I have the data that working on Multi-Layer Perceptron architecture looks like this
X_train_feature.shape
(52594, 16)
X_train_feature[0]
array([1.18867208e-03, 1.00000000e+00, 8.90000000e+01, 8.00000000e+00,
0.00000000e+00, 0.00000000e+00, 0.00000000e+00, 0.00000000e+00,
0.00000000e+00, 0.00000000e+00, 0.00000000e+00, 0.00000000e+00,
0.00000000e+00, 0.00000000e+00, 0.00000000e+00, 0.00000000e+00])
y_train
(52594, 2)
y_train[0].toarray()
array([[0., 1.]])
By the first dimension: number samples and the second: for the X_train is the number of features and in the y_train is one-hot encoder.
And I want to use the same data on LSTM/Bi-LSTM, so I copy the code from the internet and change a input value to same as MLP
def define_model():
model = Sequential()
model.add(LSTM(20, input_shape=X_train_feature[0].shape, return_sequences=True))
model.add(TimeDistributed(Dense(1, activation='sigmoid')))
model.compile(loss='categorical_crossentropy', optimizer='rmsprop', metrics=['accuracy']) # compile
print('Total params: ', model.count_params())
return model
But When I try to create a model the error about input shape will be append
model = define_model()
ValueError: Input 0 is incompatible with layer lstm_30: expected ndim=3, found ndim=2
What should I need to adjust my data to apply on LSTM or I need to change an architecture config? Thank you so much.

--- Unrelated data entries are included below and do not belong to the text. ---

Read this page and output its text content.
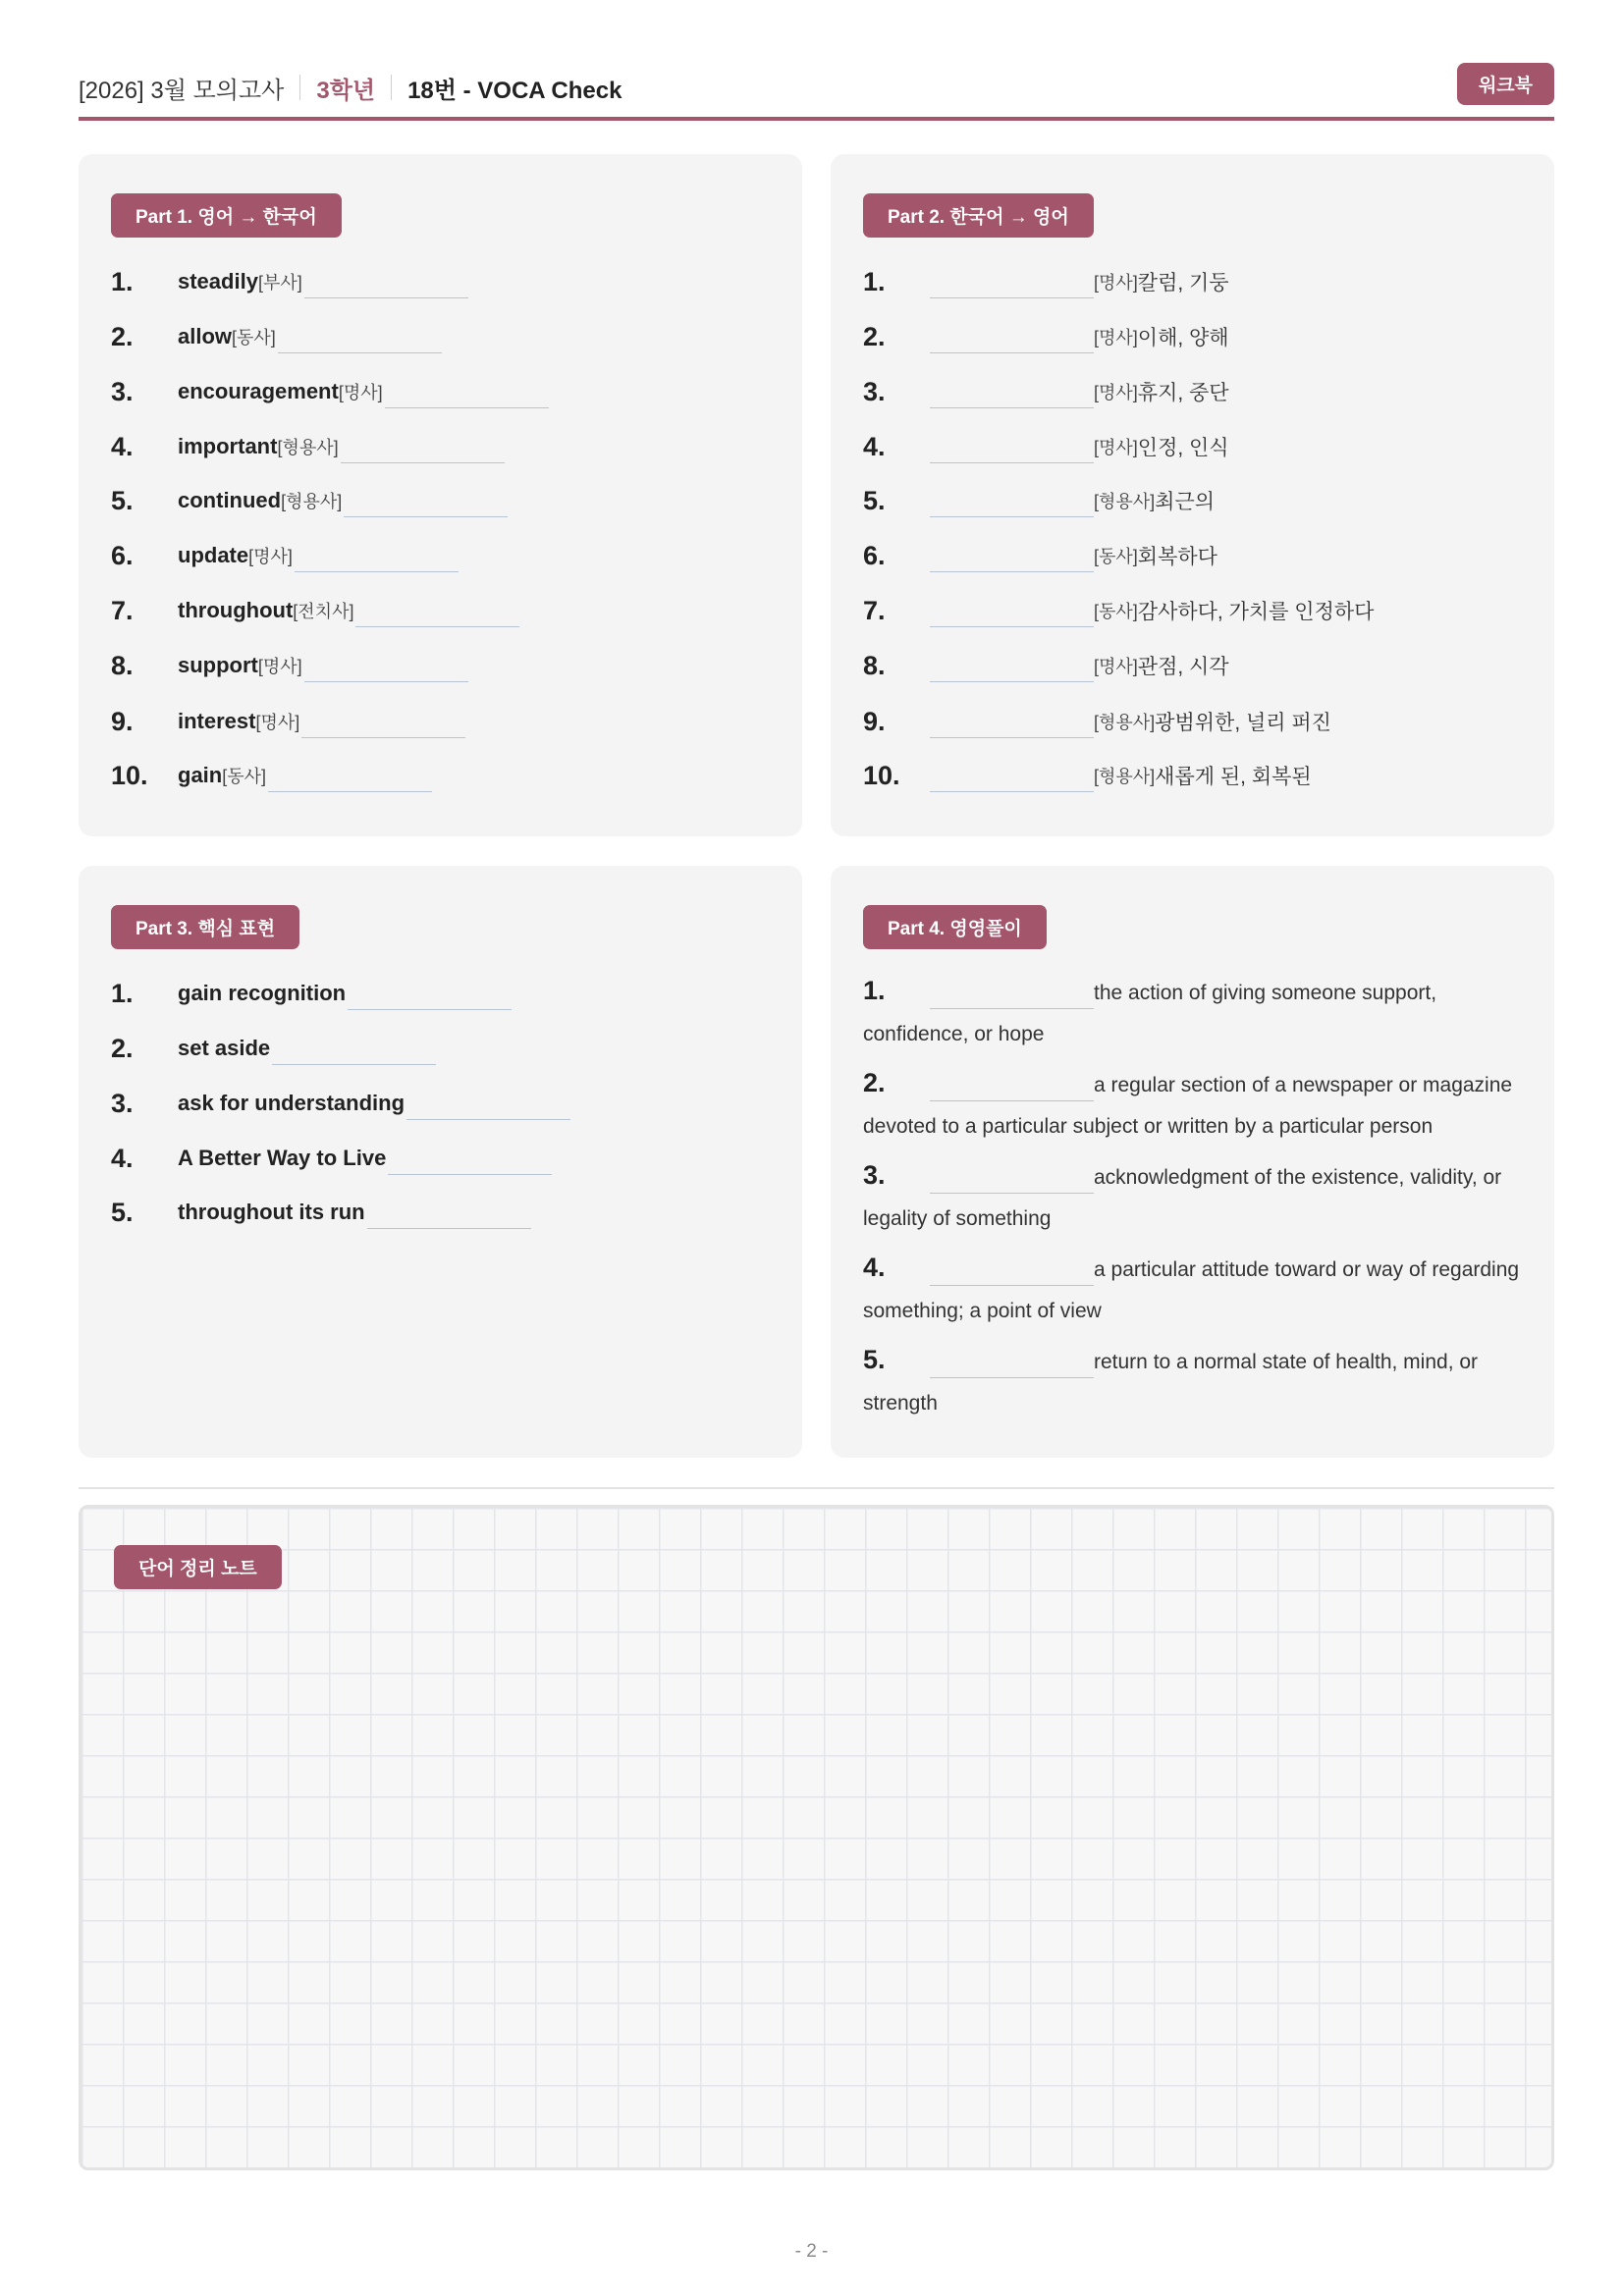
[2026] 3월 모의고사 3학년 18번 - VOCA Check	워크북
Part 1. 영어 → 한국어
1.	steadily [부사]
2.	allow [동사]
3.	encouragement [명사]
4.	important [형용사]
5.	continued [형용사]
6.	update [명사]
7.	throughout [전치사]
8.	support [명사]
9.	interest [명사]
10.	gain [동사]
Part 2. 한국어 → 영어
1.	[명사] 칼럼, 기둥
2.	[명사] 이해, 양해
3.	[명사] 휴지, 중단
4.	[명사] 인정, 인식
5.	[형용사] 최근의
6.	[동사] 회복하다
7.	[동사] 감사하다, 가치를 인정하다
8.	[명사] 관점, 시각
9.	[형용사] 광범위한, 널리 퍼진
10.	[형용사] 새롭게 된, 회복된
Part 3. 핵심 표현
1.	gain recognition
2.	set aside
3.	ask for understanding
4.	A Better Way to Live
5.	throughout its run
Part 4. 영영풀이
1.	the action of giving someone support, confidence, or hope
2.	a regular section of a newspaper or magazine devoted to a particular subject or written by a particular person
3.	acknowledgment of the existence, validity, or legality of something
4.	a particular attitude toward or way of regarding something; a point of view
5.	return to a normal state of health, mind, or strength
단어 정리 노트
- 2 -
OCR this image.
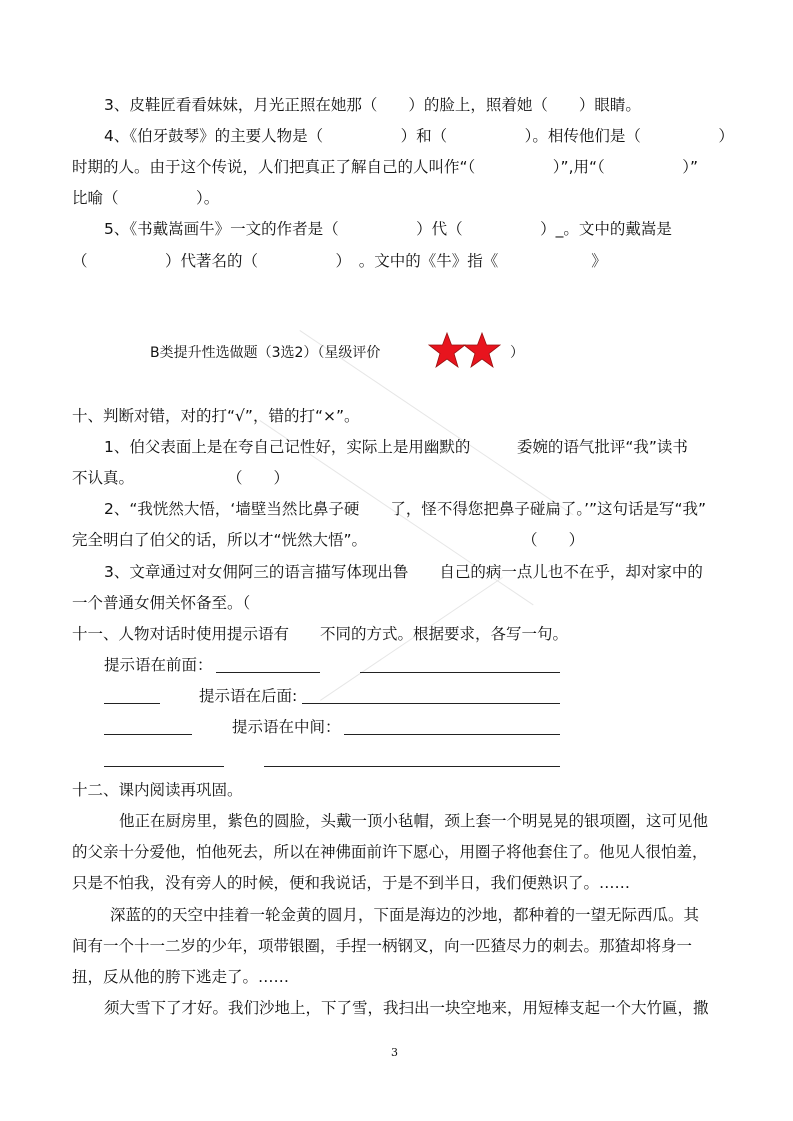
3、皮鞋匠看看妹妹，月光正照在她那（　　）的脸上，照着她（　　）眼睛。
4、《伯牙鼓琴》的主要人物是（　　　　　）和（　　　　　）。相传他们是（　　　　　）
时期的人。由于这个传说，人们把真正了解自己的人叫作“（　　　　　）”,用“（　　　　　）”
比喻（　　　　　）。
5、《书戴嵩画牛》一文的作者是（　　　　　）代（　　　　　）_。文中的戴嵩是
（　　　　　）代著名的（　　　　　）　。文中的《牛》指《　　　　　　》
B类提升性选做题（3选2）（星级评价	）
十、判断对错，对的打“√”，错的打“×”。
1、伯父表面上是在夸自己记性好，实际上是用幽默的　　　委婉的语气批评“我”读书
不认真。　　　　　　　（　　）
2、“我恍然大悟，‘墙壁当然比鼻子硬　　了，怪不得您把鼻子碰扁了。’”这句话是写“我”
完全明白了伯父的话，所以才“恍然大悟”。　　　　　　　　　　　（　　）
3、文章通过对女佣阿三的语言描写体现出鲁　　自己的病一点儿也不在乎，却对家中的
一个普通女佣关怀备至。（
十一、人物对话时使用提示语有　　不同的方式。根据要求，各写一句。
提示语在前面：
提示语在后面:
提示语在中间：
十二、课内阅读再巩固。
他正在厨房里，紫色的圆脸，头戴一顶小毡帽，颈上套一个明晃晃的银项圈，这可见他
的父亲十分爱他，怕他死去，所以在神佛面前许下愿心，用圈子将他套住了。他见人很怕羞，
只是不怕我，没有旁人的时候，便和我说话，于是不到半日，我们便熟识了。……
深蓝的的天空中挂着一轮金黄的圆月，下面是海边的沙地，都种着的一望无际西瓜。其
间有一个十一二岁的少年，项带银圈，手捏一柄钢叉，向一匹猹尽力的刺去。那猹却将身一
扭，反从他的胯下逃走了。……
须大雪下了才好。我们沙地上，下了雪，我扫出一块空地来，用短棒支起一个大竹匾，撒
3
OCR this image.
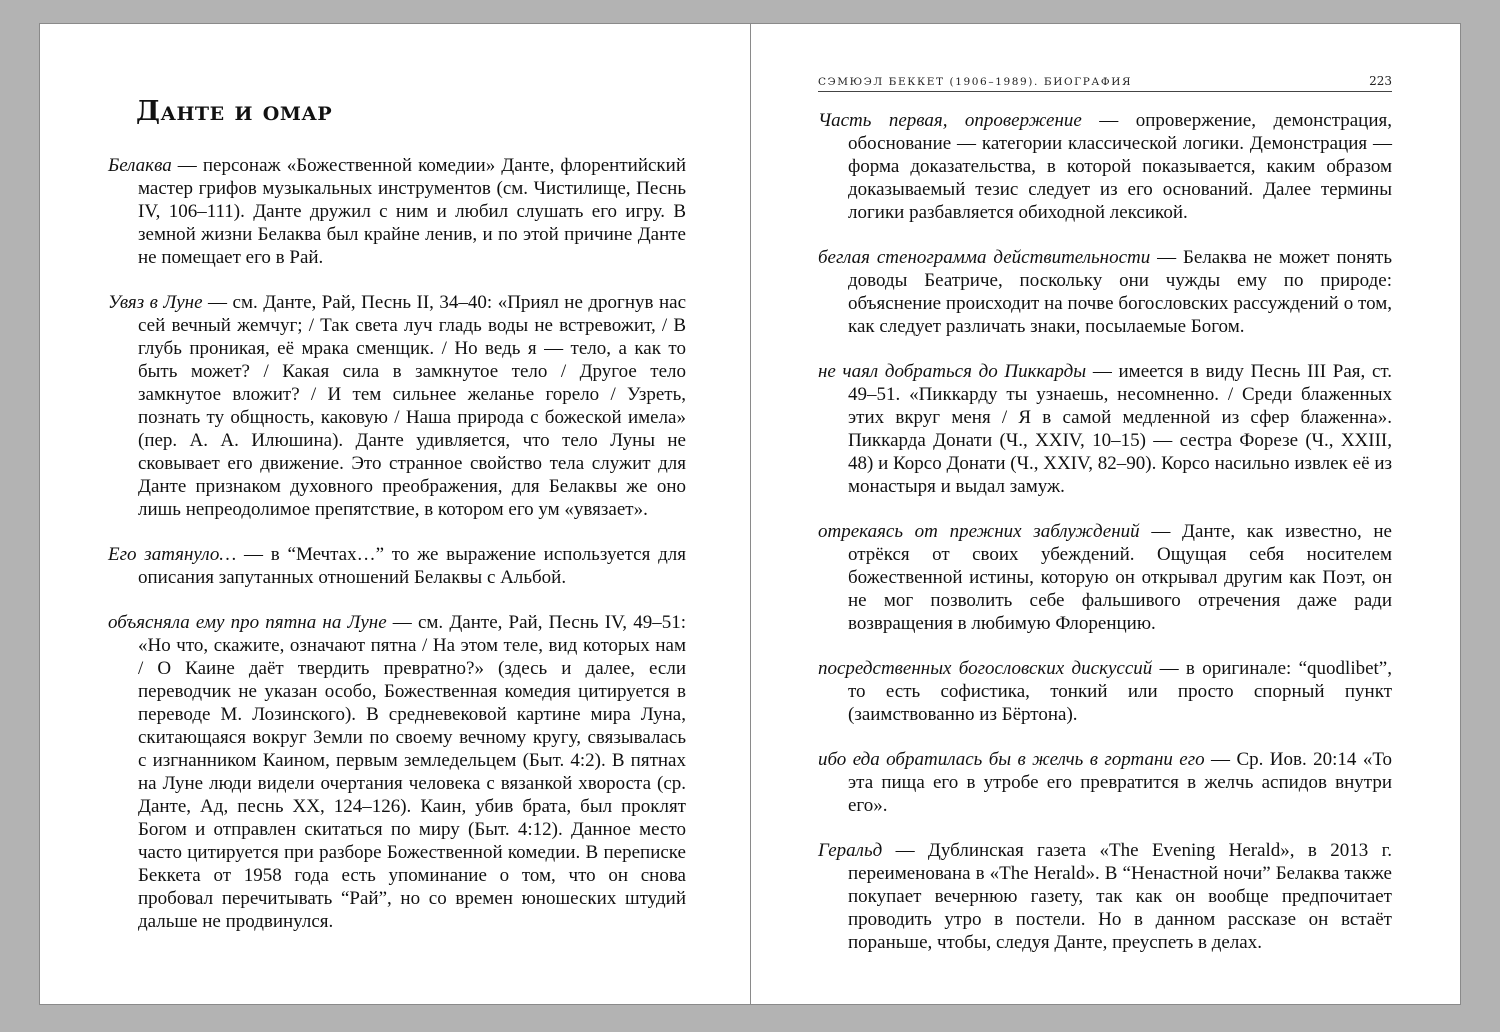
Данте и омар

Белаква — персонаж «Божественной комедии» Данте, флорентийский мастер грифов музыкальных инструментов (см. Чистилище, Песнь IV, 106–111). Данте дружил с ним и любил слушать его игру. В земной жизни Белаква был крайне ленив, и по этой причине Данте не помещает его в Рай.

Увяз в Луне — см. Данте, Рай, Песнь II, 34–40: «Приял не дрогнув нас сей вечный жемчуг; / Так света луч гладь воды не встревожит, / В глубь проникая, её мрака сменщик. / Но ведь я — тело, а как то быть может? / Какая сила в замкнутое тело / Другое тело замкнутое вложит? / И тем сильнее желанье горело / Узреть, познать ту общность, каковую / Наша природа с божеской имела» (пер. А. А. Илюшина). Данте удивляется, что тело Луны не сковывает его движение. Это странное свойство тела служит для Данте признаком духовного преображения, для Белаквы же оно лишь непреодолимое препятствие, в котором его ум «увязает».

Его затянуло… — в “Мечтах…” то же выражение используется для описания запутанных отношений Белаквы с Альбой.

объясняла ему про пятна на Луне — см. Данте, Рай, Песнь IV, 49–51: «Но что, скажите, означают пятна / На этом теле, вид которых нам / О Каине даёт твердить превратно?» (здесь и далее, если переводчик не указан особо, Божественная комедия цитируется в переводе М. Лозинского). В средневековой картине мира Луна, скитающаяся вокруг Земли по своему вечному кругу, связывалась с изгнанником Каином, первым земледельцем (Быт. 4:2). В пятнах на Луне люди видели очертания человека с вязанкой хвороста (ср. Данте, Ад, песнь XX, 124–126). Каин, убив брата, был проклят Богом и отправлен скитаться по миру (Быт. 4:12). Данное место часто цитируется при разборе Божественной комедии. В переписке Беккета от 1958 года есть упоминание о том, что он снова пробовал перечитывать “Рай”, но со времен юношеских штудий дальше не продвинулся.

СЭМЮЭЛ БЕККЕТ (1906–1989). БИОГРАФИЯ	223

Часть первая, опровержение — опровержение, демонстрация, обоснование — категории классической логики. Демонстрация — форма доказательства, в которой показывается, каким образом доказываемый тезис следует из его оснований. Далее термины логики разбавляется обиходной лексикой.

беглая стенограмма действительности — Белаква не может понять доводы Беатриче, поскольку они чужды ему по природе: объяснение происходит на почве богословских рассуждений о том, как следует различать знаки, посылаемые Богом.

не чаял добраться до Пиккарды — имеется в виду Песнь III Рая, ст. 49–51. «Пиккарду ты узнаешь, несомненно. / Среди блаженных этих вкруг меня / Я в самой медленной из сфер блаженна». Пиккарда Донати (Ч., XXIV, 10–15) — сестра Форезе (Ч., XXIII, 48) и Корсо Донати (Ч., XXIV, 82–90). Корсо насильно извлек её из монастыря и выдал замуж.

отрекаясь от прежних заблуждений — Данте, как известно, не отрёкся от своих убеждений. Ощущая себя носителем божественной истины, которую он открывал другим как Поэт, он не мог позволить себе фальшивого отречения даже ради возвращения в любимую Флоренцию.

посредственных богословских дискуссий — в оригинале: “quodlibet”, то есть софистика, тонкий или просто спорный пункт (заимствованно из Бёртона).

ибо еда обратилась бы в желчь в гортани его — Ср. Иов. 20:14 «То эта пища его в утробе его превратится в желчь аспидов внутри его».

Геральд — Дублинская газета «The Evening Herald», в 2013 г. переименована в «The Herald». В “Ненастной ночи” Белаква также покупает вечернюю газету, так как он вообще предпочитает проводить утро в постели. Но в данном рассказе он встаёт пораньше, чтобы, следуя Данте, преуспеть в делах.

LSTM (unlike a perceptron) is not a feed-forwarding network. It needs a history to predict the next point. So, a proper input tensor to a LSTM should be of shape (timesteps, num_features)
meaning that each sample is a sequence of timesteps
observations such that the cell state is initiated in the first observation of the sequence and goes through the entire sequence.
Therefore, the input tensor should have the shape (num_sequences, seq_length, num_features)
where:
num_sequences
: number of samples, i.e. how many sequences do you have to train the model?
seq_length
: How long these sequences are. for variable-length sequences, you can supply None
.
num_features
: How many features does have a single observation in a given sequence?